La giornata si è aperta con il “Close-up Meeting – Sicurezza e Compliance per AI: il ruolo del cloud sovrano per le applicazioni per la Pubblica Amministrazione e nei settori critici”, think tank che ha riunito una ventina di rappresentanti del mondo delle PMI, aziende high-tech, istituzioni, ricerca, formazione ed esperti di innovazione.

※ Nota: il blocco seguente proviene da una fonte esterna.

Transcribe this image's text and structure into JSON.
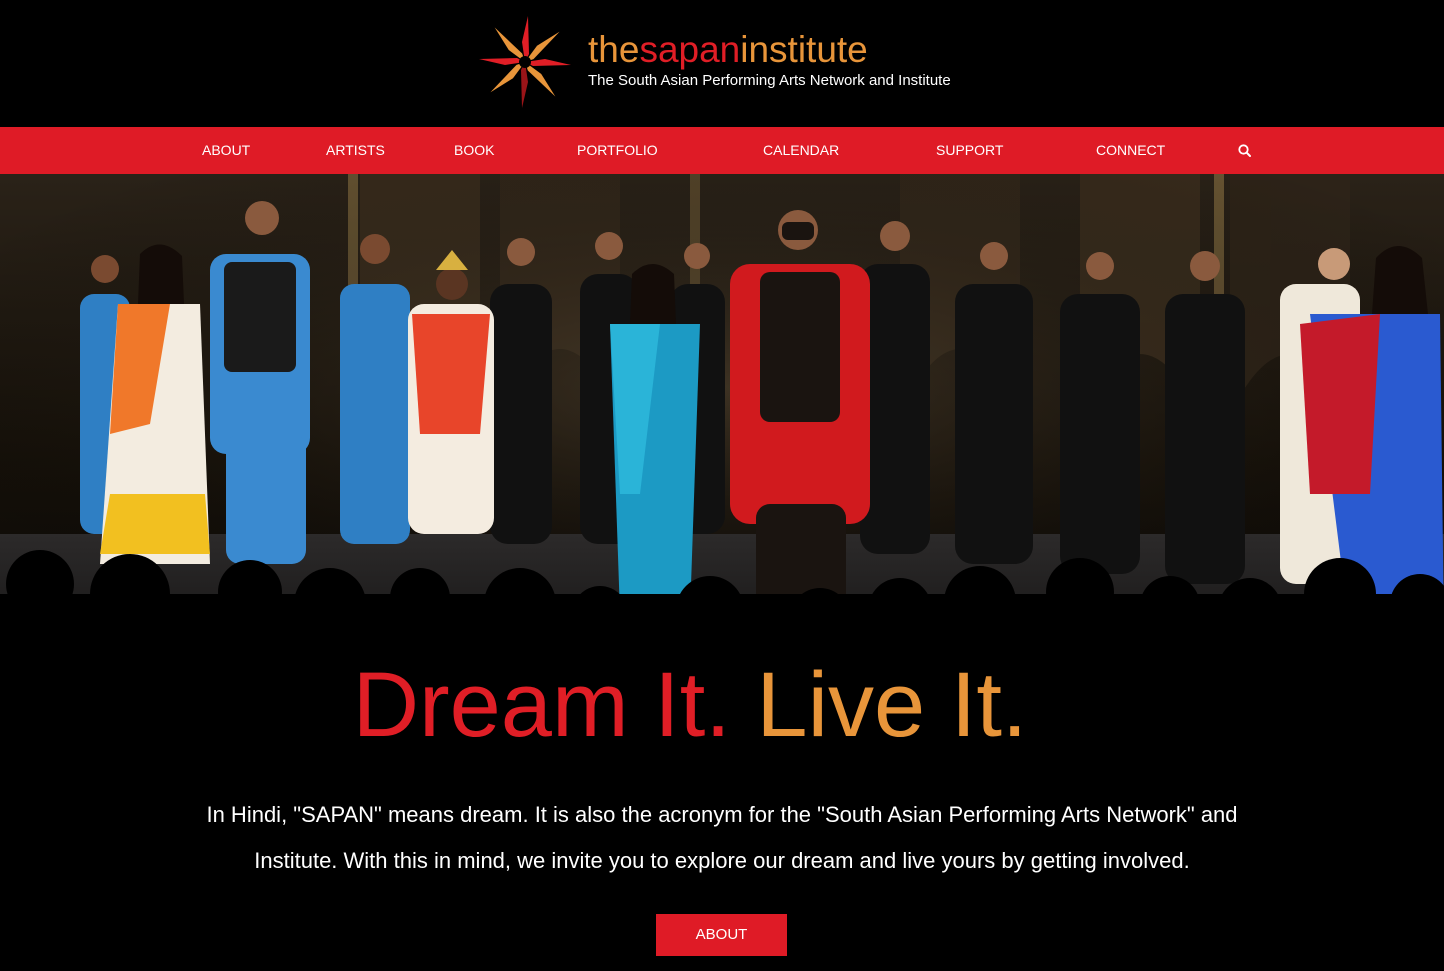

Nel corso del confronto sono emerse le principali criticità che l’Italia dovrà affrontare in uno scenario internazionale sempre più complesso, caratterizzato da tensioni geopolitiche crescenti e da una normativa in continua evoluzione. Tra i temi più dibattuti, quello della sovranità tecnologica, interpretata non solo come controllo delle infrastrutture e dei servizi cloud, ma anche come capacità di garantire autonomia nei processi tecnologici quotidiani.

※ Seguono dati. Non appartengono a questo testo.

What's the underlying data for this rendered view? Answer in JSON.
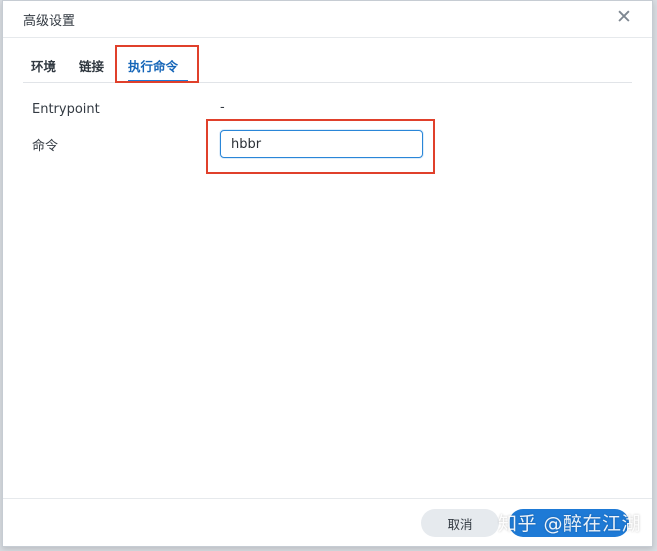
{
  "dialog": {
    "title": "高级设置",
    "close_icon": "close-icon",
    "close_glyph": "✕"
  },
  "tabs": [
    {
      "label": "环境",
      "active": false
    },
    {
      "label": "链接",
      "active": false
    },
    {
      "label": "执行命令",
      "active": true
    }
  ],
  "fields": {
    "entrypoint": {
      "label": "Entrypoint",
      "value": "-"
    },
    "command": {
      "label": "命令",
      "value": "hbbr"
    }
  },
  "footer": {
    "cancel_label": "取消",
    "ok_label": ""
  },
  "watermark": "知乎 @醉在江湖",
  "colors": {
    "accent": "#1e7ad6",
    "highlight": "#e0402b"
  }
}
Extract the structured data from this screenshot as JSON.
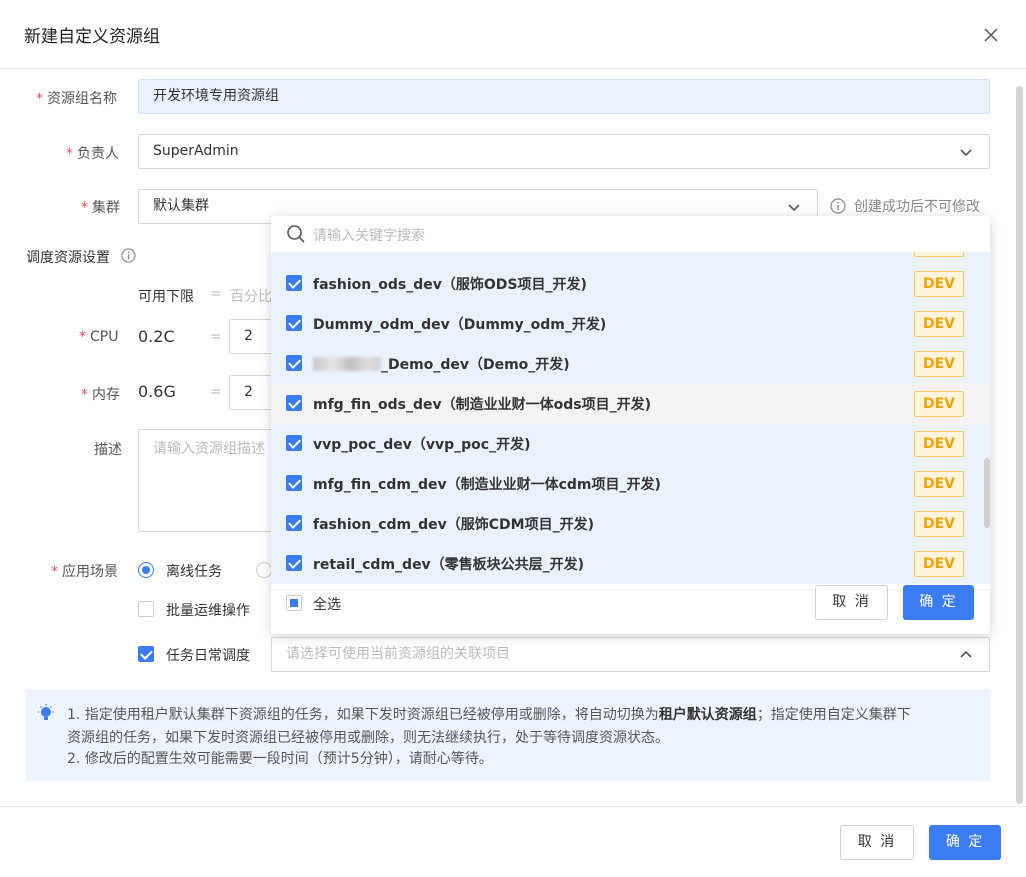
{
  "dialog": {
    "title": "新建自定义资源组",
    "close_icon": "close-icon"
  },
  "form": {
    "name": {
      "label": "资源组名称",
      "value": "开发环境专用资源组"
    },
    "owner": {
      "label": "负责人",
      "value": "SuperAdmin"
    },
    "cluster": {
      "label": "集群",
      "value": "默认集群",
      "hint": "创建成功后不可修改"
    },
    "schedule_section": {
      "title": "调度资源设置"
    },
    "lower_limit": {
      "label": "可用下限",
      "eq": "=",
      "text": "百分比"
    },
    "cpu": {
      "label": "CPU",
      "value": "0.2C",
      "eq": "=",
      "input": "2"
    },
    "memory": {
      "label": "内存",
      "value": "0.6G",
      "eq": "=",
      "input": "2"
    },
    "description": {
      "label": "描述",
      "placeholder": "请输入资源组描述"
    },
    "scenario": {
      "label": "应用场景",
      "offline_label": "离线任务",
      "batch_label": "批量运维操作",
      "daily_label": "任务日常调度",
      "project_placeholder": "请选择可使用当前资源组的关联项目"
    }
  },
  "dropdown": {
    "search_placeholder": "请输入关键字搜索",
    "tag": "DEV",
    "items": [
      {
        "name": "fashion_ods_dev（服饰ODS项目_开发)",
        "checked": true
      },
      {
        "name": "Dummy_odm_dev（Dummy_odm_开发)",
        "checked": true
      },
      {
        "name": "_Demo_dev（Demo_开发)",
        "checked": true
      },
      {
        "name": "mfg_fin_ods_dev（制造业业财一体ods项目_开发)",
        "checked": true
      },
      {
        "name": "vvp_poc_dev（vvp_poc_开发)",
        "checked": true
      },
      {
        "name": "mfg_fin_cdm_dev（制造业业财一体cdm项目_开发)",
        "checked": true
      },
      {
        "name": "fashion_cdm_dev（服饰CDM项目_开发)",
        "checked": true
      },
      {
        "name": "retail_cdm_dev（零售板块公共层_开发)",
        "checked": true
      }
    ],
    "select_all": "全选",
    "cancel": "取 消",
    "confirm": "确 定"
  },
  "tip": {
    "line1_a": "1. 指定使用租户默认集群下资源组的任务，如果下发时资源组已经被停用或删除，将自动切换为",
    "line1_b": "租户默认资源组",
    "line1_c": "；指定使用自定义集群下",
    "line2": "资源组的任务，如果下发时资源组已经被停用或删除，则无法继续执行，处于等待调度资源状态。",
    "line3": "2. 修改后的配置生效可能需要一段时间（预计5分钟），请耐心等待。"
  },
  "footer": {
    "cancel": "取 消",
    "confirm": "确 定"
  },
  "colors": {
    "primary": "#3b7cf5",
    "required": "#e34d59",
    "tag_text": "#f0a300",
    "tag_bg": "#fff4d9"
  }
}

«Il tema della sovranità tecnologica non va inteso solamente in termini di cloud o gestione delle infrastrutture: passa anche dalla capacità di governare piccoli processi di indipendenza tecnologica, altrettanto importanti e strategici per una società. Pensiamo ad app come WhatsApp o alle applicazioni per la mobilità che utilizziamo ogni giorno: non fanno parte delle cosiddette infrastrutture critiche, ma cosa accadrebbe se improvvisamente smettessero di funzionare?», ha sottolineato Antonio Baldassarra, presidente di Seeweb.
Un intervento che ha aperto la riflessione sul tema delle competenze digitali, considerate uno degli elementi chiave per rafforzare la competitività europea. «Dobbiamo tornare a formare bravi sistemisti, bravi esperti di sicurezza informatica, riacquisire quella “coscienza di ritorno” che solo può riallineare l’Europa ai grandi colossi internazionali», ha evidenziato Flavio Foschi di Syrius Consulting.

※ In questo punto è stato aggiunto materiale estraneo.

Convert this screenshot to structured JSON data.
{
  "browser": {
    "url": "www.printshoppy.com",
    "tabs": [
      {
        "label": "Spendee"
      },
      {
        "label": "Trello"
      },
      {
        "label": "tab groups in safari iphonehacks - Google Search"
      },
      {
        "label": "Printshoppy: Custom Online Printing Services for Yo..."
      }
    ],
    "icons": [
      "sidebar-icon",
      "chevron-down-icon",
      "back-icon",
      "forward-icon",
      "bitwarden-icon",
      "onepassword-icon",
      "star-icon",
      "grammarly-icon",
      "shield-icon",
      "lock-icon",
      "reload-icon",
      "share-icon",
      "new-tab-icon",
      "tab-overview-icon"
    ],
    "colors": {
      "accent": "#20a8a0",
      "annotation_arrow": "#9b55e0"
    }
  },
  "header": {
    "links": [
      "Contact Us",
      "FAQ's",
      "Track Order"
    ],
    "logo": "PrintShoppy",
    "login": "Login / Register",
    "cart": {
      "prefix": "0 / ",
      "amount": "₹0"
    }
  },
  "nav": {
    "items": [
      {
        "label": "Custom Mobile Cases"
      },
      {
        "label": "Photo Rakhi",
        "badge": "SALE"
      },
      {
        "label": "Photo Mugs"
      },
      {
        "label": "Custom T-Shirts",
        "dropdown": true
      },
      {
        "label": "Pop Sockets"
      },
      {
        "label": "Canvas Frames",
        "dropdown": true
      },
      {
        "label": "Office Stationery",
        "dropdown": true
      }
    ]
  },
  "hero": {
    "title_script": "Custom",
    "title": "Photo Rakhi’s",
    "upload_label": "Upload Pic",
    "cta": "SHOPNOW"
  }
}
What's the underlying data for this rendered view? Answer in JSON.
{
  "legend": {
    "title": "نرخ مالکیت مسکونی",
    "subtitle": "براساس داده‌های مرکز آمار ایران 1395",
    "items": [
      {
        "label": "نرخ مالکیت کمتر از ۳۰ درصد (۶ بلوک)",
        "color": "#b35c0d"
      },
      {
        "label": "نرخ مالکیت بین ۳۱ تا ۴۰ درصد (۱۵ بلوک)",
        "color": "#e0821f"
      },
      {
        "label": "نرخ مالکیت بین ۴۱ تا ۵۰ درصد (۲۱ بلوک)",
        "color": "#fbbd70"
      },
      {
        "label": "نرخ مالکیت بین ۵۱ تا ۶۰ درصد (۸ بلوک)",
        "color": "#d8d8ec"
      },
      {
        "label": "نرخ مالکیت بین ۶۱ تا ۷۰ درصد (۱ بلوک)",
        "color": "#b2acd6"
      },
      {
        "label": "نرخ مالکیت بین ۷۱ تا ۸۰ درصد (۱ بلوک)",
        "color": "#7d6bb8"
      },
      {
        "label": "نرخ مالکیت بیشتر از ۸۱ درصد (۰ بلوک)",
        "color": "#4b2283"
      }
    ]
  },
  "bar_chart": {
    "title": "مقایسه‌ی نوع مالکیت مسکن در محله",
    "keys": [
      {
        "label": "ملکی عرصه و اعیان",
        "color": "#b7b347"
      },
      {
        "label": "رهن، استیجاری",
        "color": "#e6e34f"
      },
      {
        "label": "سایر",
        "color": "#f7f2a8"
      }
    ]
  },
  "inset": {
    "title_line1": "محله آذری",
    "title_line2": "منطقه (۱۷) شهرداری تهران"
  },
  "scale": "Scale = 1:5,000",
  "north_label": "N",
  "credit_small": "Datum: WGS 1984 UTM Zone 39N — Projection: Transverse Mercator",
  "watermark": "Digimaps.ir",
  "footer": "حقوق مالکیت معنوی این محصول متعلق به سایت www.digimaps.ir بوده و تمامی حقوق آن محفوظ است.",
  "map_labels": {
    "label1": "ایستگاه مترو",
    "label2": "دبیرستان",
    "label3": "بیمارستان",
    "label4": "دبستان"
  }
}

Ampio spazio è stato dedicato anche alla necessità di accelerare l’allineamento normativo e di diffondere una maggiore consapevolezza sul ruolo strategico delle tecnologie dell’informazione. Dal confronto è emersa infatti la convinzione condivisa che l’ICT non rappresenti più soltanto un supporto ai processi produttivi e amministrativi, ma costituisca ormai una vera e propria infrastruttura essenziale per il funzionamento del sistema economico e sociale.
I lavori di AI+Now 2026 proseguiranno nel pomeriggio con tre sessioni aperte al pubblico che hanno già registrato oltre cento iscritti, confermando l’interesse crescente verso i temi dell’intelligenza artificiale, della cybersicurezza e della sovranità digitale. Un dibattito destinato a proseguire ben oltre l’evento romano e che punta a contribuire alla definizione delle strategie tecnologiche del Paese nei prossimi anni.